Selon nos "élites", il serait par exemple quasiment pornographique de revendiquer en contre de la libre circulation des capitaux (mais pas des hommes vous remarquerez selon nos mêmes "élites") de revendiquer donc une forme ou une autre de protectionnisme ou bien de récupération de la souveraineté des peuples (référendum européens), de mettre directement en cause l'UE, d'exiger un retour à la souveraineté monétaire des états tandis que depuis des dizaines d'années cette fonction a été privatisée aux profit des banques construisant de ce fait la dépendance des états des marchés financiers et creusant considérablement la dette qui les mets à la merci de ces mêmes marchés et de leurs agences de notation (toutes US!).
Revendiquer tout cela, c'est se faire traiter de populiste et de nationaliste borné qui tourne le dos à la modernité!
Mais NE PAS LE FAIRE c'est se soumettre au diktat des classes dirigeantes dressant des digues idéologiques autour de leurs sordides intérêts!

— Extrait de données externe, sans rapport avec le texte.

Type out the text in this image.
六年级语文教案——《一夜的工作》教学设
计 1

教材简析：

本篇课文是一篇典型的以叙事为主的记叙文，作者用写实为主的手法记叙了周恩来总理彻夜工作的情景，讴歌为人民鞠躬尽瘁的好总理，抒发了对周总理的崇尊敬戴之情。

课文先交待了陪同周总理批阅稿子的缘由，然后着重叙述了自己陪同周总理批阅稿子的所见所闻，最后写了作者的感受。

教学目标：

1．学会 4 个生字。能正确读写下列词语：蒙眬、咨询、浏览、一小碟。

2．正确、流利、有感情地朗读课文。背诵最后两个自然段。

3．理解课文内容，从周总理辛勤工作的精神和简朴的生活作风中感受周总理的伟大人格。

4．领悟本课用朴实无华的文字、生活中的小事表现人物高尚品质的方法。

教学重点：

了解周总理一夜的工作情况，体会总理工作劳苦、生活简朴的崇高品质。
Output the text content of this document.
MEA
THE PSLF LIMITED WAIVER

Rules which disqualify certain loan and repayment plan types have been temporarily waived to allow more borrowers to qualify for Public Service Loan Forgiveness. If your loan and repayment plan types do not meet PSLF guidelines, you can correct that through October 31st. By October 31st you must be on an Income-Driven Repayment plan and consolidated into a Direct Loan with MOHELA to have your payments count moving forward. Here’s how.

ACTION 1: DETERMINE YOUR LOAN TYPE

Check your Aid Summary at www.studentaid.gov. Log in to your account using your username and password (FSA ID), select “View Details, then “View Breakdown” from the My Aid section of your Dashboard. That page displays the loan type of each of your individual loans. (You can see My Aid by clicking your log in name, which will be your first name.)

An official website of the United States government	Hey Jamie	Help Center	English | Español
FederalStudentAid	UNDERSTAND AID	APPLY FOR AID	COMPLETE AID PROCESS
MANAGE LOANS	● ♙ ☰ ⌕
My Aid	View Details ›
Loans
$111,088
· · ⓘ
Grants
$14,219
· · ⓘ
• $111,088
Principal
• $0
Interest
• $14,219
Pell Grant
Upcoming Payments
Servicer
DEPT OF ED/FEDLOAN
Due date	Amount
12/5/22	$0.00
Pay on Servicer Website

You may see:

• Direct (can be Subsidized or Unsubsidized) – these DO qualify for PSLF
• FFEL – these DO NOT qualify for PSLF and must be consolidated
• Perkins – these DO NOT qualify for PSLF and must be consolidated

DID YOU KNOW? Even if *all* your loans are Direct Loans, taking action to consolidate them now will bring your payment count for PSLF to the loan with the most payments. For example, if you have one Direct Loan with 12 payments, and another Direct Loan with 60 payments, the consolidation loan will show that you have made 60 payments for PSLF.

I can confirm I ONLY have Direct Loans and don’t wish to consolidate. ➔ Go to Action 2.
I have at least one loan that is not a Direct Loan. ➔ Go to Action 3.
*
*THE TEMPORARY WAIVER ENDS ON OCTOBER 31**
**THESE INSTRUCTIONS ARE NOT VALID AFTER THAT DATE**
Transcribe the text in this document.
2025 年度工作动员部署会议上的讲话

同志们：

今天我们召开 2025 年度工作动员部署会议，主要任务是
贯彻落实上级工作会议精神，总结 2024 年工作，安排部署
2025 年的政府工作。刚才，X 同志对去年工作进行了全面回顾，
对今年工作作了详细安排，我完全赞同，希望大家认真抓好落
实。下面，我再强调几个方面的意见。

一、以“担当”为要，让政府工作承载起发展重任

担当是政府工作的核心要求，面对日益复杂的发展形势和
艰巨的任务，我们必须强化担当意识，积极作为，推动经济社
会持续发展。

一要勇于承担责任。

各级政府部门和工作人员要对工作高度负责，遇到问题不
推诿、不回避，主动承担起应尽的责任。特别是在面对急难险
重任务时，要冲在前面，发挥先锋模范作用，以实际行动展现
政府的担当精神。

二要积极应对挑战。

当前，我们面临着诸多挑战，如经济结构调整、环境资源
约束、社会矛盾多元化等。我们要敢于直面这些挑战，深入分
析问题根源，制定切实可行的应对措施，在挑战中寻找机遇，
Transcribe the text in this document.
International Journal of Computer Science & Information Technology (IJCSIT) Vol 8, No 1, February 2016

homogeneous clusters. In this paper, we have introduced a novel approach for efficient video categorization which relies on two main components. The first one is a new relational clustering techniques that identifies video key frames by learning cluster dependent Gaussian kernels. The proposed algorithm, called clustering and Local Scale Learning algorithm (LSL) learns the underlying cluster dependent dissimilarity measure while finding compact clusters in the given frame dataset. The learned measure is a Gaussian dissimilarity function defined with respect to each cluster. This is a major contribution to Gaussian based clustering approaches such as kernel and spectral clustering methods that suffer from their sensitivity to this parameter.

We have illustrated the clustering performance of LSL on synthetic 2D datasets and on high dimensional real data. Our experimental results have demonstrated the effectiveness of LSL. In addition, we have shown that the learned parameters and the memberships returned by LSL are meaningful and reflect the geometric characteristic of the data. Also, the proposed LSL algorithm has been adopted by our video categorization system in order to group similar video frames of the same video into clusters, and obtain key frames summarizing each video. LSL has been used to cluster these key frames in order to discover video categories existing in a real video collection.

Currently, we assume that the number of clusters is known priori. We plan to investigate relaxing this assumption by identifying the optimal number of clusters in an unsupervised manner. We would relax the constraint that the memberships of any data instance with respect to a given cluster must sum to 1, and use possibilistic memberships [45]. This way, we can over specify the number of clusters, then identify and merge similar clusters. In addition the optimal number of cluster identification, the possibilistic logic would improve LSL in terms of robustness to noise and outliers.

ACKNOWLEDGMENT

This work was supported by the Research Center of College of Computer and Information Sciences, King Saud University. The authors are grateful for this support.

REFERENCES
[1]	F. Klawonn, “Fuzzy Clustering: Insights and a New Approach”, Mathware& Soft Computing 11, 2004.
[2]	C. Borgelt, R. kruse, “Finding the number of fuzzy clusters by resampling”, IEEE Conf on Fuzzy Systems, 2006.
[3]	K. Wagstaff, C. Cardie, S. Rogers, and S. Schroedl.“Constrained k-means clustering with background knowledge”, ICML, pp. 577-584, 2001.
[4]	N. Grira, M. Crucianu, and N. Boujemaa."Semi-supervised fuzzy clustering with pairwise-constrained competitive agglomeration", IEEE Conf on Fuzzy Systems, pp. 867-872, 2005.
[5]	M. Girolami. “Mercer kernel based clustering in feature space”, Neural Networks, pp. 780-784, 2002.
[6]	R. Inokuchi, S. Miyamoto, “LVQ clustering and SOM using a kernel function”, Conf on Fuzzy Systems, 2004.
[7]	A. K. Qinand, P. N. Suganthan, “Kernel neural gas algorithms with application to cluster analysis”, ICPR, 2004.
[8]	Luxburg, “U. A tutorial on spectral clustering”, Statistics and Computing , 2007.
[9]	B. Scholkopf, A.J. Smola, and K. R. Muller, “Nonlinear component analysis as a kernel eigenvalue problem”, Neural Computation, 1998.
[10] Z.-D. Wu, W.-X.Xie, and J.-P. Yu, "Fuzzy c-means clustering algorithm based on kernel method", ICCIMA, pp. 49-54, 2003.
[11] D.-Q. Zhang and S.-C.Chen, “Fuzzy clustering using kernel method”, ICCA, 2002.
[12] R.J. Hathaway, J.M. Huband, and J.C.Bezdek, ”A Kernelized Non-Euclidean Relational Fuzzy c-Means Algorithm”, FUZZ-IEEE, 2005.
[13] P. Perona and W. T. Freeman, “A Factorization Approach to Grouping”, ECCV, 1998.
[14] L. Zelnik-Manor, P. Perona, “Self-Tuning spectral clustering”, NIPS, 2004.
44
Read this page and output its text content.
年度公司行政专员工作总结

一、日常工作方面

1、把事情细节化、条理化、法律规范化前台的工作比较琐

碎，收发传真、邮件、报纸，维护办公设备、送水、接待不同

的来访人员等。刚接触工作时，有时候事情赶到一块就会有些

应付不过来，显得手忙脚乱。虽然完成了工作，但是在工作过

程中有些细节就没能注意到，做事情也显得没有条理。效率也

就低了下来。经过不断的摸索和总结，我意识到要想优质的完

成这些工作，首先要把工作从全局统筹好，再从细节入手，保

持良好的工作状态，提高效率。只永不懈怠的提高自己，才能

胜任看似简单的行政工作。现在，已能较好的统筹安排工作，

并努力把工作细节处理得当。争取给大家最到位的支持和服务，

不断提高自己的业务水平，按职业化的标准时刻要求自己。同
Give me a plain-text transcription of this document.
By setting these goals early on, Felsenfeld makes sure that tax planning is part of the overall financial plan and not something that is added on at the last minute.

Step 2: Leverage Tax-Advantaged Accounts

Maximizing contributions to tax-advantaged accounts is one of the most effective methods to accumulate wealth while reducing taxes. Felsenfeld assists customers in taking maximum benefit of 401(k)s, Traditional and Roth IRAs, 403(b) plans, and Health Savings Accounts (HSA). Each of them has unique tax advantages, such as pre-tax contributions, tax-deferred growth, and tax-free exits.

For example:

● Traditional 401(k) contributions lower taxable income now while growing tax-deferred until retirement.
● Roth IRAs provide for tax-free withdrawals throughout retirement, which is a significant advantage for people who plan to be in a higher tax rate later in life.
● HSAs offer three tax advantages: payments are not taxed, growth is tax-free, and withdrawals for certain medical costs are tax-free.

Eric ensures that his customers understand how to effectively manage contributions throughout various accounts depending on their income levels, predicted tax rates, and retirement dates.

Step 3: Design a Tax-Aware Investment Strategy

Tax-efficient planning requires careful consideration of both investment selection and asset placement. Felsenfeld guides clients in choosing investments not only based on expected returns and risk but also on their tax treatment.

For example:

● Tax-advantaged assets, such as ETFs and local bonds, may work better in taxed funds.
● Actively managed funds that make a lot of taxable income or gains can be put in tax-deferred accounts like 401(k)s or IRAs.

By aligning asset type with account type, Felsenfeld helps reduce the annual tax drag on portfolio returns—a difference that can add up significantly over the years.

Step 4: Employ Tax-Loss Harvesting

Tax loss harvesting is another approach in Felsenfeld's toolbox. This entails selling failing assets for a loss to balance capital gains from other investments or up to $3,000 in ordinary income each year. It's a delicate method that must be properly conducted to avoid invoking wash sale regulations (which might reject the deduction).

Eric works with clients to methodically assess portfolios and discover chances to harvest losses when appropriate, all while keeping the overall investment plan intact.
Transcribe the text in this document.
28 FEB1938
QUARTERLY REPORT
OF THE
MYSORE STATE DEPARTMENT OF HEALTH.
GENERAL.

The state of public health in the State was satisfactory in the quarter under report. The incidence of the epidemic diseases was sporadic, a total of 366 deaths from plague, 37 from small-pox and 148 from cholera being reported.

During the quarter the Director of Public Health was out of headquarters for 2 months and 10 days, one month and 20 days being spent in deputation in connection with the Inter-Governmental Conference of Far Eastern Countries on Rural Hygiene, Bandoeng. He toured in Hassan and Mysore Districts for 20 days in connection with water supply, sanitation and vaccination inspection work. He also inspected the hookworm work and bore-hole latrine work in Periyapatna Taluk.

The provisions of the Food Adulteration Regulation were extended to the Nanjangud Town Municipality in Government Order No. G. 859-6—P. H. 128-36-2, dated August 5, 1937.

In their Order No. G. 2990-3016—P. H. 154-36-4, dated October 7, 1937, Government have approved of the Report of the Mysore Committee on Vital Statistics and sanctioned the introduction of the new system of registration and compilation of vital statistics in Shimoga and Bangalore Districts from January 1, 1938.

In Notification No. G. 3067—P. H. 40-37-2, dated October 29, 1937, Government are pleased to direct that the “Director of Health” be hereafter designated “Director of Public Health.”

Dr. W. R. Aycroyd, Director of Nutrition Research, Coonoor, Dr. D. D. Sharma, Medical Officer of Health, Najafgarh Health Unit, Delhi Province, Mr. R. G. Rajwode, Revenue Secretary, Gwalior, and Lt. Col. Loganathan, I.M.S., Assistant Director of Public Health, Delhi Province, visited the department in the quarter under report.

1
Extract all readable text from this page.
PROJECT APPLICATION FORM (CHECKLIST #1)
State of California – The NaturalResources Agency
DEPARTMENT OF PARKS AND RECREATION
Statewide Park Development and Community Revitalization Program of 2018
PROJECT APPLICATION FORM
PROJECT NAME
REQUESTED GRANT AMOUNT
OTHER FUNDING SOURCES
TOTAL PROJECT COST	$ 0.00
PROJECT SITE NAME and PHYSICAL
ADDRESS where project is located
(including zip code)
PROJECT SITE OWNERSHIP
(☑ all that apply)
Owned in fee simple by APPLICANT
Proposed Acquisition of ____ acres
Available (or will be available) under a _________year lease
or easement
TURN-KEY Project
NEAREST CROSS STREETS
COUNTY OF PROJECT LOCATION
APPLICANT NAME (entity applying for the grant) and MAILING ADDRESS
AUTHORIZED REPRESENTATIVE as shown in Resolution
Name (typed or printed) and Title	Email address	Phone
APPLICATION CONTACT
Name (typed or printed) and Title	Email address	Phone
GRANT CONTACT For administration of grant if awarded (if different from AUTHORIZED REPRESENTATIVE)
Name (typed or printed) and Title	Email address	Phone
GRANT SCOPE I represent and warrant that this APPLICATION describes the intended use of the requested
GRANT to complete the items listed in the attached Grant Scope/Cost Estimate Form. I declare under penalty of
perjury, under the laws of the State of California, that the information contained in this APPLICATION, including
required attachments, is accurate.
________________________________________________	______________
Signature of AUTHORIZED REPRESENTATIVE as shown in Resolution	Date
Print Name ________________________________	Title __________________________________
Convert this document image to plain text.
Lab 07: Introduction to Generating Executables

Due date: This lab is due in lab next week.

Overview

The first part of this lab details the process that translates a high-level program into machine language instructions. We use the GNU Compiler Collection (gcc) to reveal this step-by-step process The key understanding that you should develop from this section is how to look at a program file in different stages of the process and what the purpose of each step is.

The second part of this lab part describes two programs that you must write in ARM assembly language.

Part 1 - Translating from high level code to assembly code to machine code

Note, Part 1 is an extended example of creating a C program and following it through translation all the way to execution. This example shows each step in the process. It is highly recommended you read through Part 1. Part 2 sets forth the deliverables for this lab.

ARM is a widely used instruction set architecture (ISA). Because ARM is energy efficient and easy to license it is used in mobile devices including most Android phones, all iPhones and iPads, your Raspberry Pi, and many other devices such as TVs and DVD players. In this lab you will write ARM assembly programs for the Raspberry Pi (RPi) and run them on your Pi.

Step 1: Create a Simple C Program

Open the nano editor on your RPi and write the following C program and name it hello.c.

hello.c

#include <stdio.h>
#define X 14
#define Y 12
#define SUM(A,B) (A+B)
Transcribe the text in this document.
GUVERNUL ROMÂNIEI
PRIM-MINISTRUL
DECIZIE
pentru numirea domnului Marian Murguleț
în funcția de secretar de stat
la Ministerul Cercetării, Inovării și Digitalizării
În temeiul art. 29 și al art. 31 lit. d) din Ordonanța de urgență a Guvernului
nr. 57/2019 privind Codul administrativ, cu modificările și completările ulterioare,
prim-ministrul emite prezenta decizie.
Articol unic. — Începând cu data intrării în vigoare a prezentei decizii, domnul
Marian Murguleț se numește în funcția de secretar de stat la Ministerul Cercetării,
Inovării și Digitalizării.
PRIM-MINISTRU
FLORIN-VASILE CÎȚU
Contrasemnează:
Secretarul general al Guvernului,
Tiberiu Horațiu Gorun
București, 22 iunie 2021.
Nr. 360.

Et s'il est une leçon d'ensemble que nous pouvons dors et déjà tirer du mouvement en cours, c'est que c'est la bataille des idées qu'il est décisif de remporter (dès l'amont des justifications des contre-réformes) pour que se libèrent les énergies populaires, soient mises sur la défensive les forces du capital et que s'affirment un soutien populaire que les tentatives pour le briser et isoler les plus combatifs demeurent inopérantes.
En résumé s'exprimer sans esprit polémique mais en disant tout simplement la vérité sur les orientations réelles de la social-démocratie politique et syndicale ce n'est pas diviser ou affaiblir l'unité, au contraire c'est créer les conditions d'une véritable unité de lutte forgée en bas sur la conscience, la lucidité des travailleurs, de la classe ouvrière et du peuple.
En 2005 nous avons contribué à l'expression d'un NON majoritaire au Traité constitutionnel, non pas en allant voir la direction du PS pour qu'elle veuille bien consentir à reconnaître que le dumping social n'était pas conforme à l'intérêt de salariés, MAIS en menant une bataille d'explication indépendante dans le peuple et l'opinion, qui au final a rendu imperméable une fraction sans doute importante de gens influencés par le PS aux consignes de son état-major.
Leçon de choses de la réalité politique à méditer peut-être.